Man is a Synthesis, but a Self
Kierkegaard considers the widely held assumption that man is a spirit and spirit is a self, but then goes to ask the pointed question: what is a self? His answer is confusing in a typically philosophical way, but not particularly abstruse:
“Man is a synthesis of the infinite and the finite, of the temporal and the eternal, of freedom and necessity, in short it is a synthesis. A synthesis is a relation between two factors. So regarded, man is not yet a self.”
What is Sin?
Through metaphor, the philosophy gives a rather unique definition for what comprises sin. At its heart, the answer is despair, but of course it is must be more complicated than that:
“sin is potentiated weakness or potentiated defiance: sin is the potentiation of despair.”
The Sickness
The author makes special note at the end of the Preface to repeat a fact which he considers superfluous in view of the title he has given his tome.

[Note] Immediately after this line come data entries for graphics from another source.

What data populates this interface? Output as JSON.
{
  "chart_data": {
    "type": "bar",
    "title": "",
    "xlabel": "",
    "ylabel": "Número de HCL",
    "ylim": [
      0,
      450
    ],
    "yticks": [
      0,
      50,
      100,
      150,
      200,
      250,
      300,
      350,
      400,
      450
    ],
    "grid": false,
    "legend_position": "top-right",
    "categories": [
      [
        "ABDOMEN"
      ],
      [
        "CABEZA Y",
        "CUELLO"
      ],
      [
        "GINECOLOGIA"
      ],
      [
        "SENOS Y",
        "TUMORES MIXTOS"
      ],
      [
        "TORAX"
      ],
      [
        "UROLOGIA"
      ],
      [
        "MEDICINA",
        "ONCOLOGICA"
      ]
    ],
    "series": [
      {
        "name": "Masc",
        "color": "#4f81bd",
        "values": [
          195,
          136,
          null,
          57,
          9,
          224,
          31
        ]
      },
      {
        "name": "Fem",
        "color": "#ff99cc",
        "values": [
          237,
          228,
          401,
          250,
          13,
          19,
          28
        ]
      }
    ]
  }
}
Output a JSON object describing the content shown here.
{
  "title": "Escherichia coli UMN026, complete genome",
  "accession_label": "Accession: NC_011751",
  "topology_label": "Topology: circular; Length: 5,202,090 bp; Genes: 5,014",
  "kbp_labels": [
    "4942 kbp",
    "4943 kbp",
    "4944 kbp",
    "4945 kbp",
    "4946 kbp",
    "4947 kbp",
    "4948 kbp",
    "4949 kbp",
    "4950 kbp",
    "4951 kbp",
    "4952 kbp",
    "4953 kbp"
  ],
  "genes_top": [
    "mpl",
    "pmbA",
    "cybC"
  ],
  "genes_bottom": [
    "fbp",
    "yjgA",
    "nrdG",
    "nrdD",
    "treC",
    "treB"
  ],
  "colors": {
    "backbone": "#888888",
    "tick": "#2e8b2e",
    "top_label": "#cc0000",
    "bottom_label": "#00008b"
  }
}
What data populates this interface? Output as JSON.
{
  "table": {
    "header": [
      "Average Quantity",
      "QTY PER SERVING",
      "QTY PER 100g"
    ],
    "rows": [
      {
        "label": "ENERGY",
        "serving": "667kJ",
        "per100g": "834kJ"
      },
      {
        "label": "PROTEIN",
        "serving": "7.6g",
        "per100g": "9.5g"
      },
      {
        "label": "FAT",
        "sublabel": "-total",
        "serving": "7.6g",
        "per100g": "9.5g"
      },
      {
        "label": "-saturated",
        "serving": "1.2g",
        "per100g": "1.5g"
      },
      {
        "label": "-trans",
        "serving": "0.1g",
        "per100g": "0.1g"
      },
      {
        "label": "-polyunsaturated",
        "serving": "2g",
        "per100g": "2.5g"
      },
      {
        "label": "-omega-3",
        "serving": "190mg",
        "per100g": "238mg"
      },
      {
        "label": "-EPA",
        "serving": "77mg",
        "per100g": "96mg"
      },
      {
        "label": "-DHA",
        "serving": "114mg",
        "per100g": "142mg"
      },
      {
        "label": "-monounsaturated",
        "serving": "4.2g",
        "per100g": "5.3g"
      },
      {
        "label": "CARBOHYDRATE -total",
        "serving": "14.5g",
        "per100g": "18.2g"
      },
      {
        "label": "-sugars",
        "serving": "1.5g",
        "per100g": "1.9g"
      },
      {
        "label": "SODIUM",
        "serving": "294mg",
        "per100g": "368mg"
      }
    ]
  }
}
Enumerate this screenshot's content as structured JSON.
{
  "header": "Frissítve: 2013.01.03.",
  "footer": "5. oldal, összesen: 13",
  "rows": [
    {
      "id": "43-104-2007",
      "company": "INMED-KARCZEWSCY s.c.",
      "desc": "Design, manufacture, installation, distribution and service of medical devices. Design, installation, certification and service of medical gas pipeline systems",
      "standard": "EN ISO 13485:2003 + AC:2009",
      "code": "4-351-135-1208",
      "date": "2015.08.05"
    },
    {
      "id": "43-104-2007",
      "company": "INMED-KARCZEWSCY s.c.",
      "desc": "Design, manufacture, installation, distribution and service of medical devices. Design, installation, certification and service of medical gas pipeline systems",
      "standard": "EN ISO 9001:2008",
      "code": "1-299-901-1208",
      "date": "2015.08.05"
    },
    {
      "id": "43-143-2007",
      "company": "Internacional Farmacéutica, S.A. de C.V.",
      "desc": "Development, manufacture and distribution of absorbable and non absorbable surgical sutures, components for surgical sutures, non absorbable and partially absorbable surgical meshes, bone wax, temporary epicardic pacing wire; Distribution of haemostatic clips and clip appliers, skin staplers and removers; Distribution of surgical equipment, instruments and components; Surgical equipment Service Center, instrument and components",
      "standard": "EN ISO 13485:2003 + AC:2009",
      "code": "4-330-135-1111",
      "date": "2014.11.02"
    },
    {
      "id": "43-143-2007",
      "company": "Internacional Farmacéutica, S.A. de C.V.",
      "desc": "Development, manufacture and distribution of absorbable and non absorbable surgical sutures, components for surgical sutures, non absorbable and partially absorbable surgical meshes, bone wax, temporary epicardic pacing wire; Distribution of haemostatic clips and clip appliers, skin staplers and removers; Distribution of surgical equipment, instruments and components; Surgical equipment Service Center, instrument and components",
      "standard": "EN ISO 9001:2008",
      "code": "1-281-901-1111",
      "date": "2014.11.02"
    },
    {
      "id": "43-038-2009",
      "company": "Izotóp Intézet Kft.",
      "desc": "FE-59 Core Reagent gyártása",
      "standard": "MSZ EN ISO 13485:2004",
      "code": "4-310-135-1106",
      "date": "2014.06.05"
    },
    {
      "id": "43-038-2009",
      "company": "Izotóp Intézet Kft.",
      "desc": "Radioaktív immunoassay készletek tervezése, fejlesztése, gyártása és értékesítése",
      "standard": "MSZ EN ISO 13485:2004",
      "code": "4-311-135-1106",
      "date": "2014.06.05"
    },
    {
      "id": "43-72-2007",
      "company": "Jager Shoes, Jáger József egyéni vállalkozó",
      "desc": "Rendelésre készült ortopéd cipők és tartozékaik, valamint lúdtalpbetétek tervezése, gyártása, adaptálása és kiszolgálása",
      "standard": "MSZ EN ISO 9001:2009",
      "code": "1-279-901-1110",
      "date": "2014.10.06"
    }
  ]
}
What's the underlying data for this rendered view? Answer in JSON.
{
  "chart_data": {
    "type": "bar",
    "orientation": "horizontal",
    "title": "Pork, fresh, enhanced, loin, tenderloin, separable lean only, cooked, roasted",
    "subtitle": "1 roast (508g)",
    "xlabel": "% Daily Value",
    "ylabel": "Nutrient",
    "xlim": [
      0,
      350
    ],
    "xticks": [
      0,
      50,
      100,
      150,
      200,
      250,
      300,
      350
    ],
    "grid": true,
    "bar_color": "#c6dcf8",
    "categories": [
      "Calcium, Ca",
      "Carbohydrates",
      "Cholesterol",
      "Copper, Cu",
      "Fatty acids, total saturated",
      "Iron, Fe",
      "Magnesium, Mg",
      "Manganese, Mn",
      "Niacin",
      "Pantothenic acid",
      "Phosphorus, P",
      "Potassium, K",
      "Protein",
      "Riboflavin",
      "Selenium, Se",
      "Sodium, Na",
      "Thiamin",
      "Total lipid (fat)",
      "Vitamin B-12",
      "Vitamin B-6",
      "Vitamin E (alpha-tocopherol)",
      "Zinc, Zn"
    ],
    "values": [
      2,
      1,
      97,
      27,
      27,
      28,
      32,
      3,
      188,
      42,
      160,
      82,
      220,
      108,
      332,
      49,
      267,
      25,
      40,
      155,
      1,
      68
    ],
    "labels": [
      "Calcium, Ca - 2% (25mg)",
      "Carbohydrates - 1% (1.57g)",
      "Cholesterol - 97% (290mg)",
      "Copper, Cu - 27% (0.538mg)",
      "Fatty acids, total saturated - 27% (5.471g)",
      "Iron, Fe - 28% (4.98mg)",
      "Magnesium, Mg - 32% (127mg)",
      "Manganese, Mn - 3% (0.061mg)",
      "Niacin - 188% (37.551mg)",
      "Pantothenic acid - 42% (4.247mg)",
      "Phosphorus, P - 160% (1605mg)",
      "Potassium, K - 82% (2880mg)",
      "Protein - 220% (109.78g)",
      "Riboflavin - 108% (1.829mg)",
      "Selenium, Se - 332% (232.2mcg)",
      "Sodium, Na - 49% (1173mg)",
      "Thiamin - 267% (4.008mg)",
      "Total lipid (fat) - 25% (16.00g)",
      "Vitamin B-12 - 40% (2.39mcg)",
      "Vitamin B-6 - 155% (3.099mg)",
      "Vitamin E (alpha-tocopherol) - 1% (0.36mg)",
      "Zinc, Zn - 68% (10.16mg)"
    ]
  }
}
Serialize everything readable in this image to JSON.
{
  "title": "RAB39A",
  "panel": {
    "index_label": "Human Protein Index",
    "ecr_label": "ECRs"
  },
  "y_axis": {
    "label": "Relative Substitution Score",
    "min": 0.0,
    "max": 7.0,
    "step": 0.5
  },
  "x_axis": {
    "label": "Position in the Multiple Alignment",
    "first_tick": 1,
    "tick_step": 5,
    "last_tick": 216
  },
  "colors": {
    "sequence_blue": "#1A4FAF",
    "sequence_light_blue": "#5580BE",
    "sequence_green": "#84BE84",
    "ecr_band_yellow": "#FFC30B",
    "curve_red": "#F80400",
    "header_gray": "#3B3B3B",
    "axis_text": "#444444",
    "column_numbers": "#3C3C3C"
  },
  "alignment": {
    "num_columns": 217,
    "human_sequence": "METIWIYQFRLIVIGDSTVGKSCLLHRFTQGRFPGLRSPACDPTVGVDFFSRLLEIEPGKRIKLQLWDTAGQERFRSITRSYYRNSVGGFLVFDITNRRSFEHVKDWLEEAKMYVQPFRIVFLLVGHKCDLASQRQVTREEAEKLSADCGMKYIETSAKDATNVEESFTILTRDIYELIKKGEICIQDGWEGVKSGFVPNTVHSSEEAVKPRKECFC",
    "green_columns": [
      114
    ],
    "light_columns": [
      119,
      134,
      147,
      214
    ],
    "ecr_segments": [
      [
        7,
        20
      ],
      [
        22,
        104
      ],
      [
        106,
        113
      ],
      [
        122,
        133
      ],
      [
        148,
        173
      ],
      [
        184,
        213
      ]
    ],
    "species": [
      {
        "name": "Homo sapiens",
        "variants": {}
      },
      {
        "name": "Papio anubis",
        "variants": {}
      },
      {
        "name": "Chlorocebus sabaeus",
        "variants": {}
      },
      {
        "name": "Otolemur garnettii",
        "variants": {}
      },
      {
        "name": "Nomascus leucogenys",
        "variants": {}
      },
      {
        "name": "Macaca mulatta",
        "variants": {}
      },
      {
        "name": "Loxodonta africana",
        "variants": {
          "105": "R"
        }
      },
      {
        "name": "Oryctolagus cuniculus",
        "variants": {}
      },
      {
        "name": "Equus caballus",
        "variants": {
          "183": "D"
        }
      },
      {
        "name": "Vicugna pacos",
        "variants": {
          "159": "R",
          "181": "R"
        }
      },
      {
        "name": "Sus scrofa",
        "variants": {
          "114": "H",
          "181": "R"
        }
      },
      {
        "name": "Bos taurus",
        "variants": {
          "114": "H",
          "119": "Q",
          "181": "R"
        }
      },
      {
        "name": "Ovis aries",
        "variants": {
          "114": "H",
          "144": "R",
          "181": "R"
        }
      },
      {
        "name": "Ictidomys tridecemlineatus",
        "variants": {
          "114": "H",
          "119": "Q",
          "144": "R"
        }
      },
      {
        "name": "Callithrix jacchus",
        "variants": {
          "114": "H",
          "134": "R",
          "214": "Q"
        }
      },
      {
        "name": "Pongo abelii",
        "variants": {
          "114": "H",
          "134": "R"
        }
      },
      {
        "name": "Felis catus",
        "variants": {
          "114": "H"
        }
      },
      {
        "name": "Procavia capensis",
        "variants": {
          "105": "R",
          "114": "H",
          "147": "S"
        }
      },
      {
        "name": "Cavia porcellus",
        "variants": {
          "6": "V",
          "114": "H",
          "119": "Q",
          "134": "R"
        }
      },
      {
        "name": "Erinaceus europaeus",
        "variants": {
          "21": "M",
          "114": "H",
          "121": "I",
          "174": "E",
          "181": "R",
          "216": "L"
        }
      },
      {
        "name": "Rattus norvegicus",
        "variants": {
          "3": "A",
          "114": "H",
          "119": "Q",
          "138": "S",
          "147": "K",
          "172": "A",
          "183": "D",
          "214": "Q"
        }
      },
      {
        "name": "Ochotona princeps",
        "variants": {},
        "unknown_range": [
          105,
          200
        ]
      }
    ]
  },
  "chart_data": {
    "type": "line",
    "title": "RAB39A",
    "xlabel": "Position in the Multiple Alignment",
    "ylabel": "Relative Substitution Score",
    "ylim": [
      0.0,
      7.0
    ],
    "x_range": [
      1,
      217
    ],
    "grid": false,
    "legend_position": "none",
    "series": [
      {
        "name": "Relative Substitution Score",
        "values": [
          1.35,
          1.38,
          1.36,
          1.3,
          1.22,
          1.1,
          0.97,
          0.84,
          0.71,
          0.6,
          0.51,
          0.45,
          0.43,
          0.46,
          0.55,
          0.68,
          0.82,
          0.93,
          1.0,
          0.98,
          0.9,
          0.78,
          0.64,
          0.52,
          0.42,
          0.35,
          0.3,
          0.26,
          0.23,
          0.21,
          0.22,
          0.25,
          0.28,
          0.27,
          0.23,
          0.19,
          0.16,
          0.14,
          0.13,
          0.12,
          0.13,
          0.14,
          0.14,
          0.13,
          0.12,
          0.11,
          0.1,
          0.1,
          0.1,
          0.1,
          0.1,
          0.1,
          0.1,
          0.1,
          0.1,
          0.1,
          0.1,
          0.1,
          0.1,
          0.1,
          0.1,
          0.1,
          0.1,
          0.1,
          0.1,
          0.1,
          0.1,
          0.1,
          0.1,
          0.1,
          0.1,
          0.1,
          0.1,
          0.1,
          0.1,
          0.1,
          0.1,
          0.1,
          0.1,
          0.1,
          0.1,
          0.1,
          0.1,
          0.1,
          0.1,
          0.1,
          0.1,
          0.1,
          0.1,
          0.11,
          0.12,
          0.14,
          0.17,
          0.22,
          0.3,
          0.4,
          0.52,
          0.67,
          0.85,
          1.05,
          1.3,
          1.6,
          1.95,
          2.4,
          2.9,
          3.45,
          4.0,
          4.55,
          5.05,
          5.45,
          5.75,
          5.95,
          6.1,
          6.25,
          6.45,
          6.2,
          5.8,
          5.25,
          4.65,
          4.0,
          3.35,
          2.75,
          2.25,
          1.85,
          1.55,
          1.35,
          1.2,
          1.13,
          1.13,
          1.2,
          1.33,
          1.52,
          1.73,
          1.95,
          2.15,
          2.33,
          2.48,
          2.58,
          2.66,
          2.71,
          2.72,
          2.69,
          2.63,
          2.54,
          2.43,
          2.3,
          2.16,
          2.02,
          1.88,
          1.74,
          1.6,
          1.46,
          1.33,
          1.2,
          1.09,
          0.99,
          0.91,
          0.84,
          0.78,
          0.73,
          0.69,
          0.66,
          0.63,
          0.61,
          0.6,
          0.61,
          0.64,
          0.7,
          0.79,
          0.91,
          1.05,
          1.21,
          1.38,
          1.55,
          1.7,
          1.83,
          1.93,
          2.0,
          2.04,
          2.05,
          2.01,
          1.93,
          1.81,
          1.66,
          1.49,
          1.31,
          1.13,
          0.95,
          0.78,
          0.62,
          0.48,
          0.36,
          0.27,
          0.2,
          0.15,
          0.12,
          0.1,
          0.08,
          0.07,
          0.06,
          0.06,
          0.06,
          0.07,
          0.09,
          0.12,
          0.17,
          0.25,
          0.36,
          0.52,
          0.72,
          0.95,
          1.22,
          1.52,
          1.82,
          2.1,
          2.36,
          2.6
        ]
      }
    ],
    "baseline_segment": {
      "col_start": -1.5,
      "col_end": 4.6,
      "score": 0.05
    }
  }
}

Make it known, he urges, that across and throughout the length of the book, one tenet stands superior above all else:
“despair is conceived as the sickness, not as the cure.”
The Death
The sickness has been identified and defined. But what of death? Kierkegaard does provide an example and definition through metaphor, but it is limited in scope:
“In Christian terminology death is the expression for the greatest spiritual sickness, and the cure is simply to die, to `die from’ despair.”
The Defeat of Despair
The philosopher makes the case that despair is by definition a self-consuming act, but paradoxically a powerless one because it lacks the capacity to carry through on what it wills. This state of affairs is:
“the hot incitement, or the cold fire in despair, the gnawing canker whose movement is constantly inward, deeper and deeper, in impotent self-consumption.”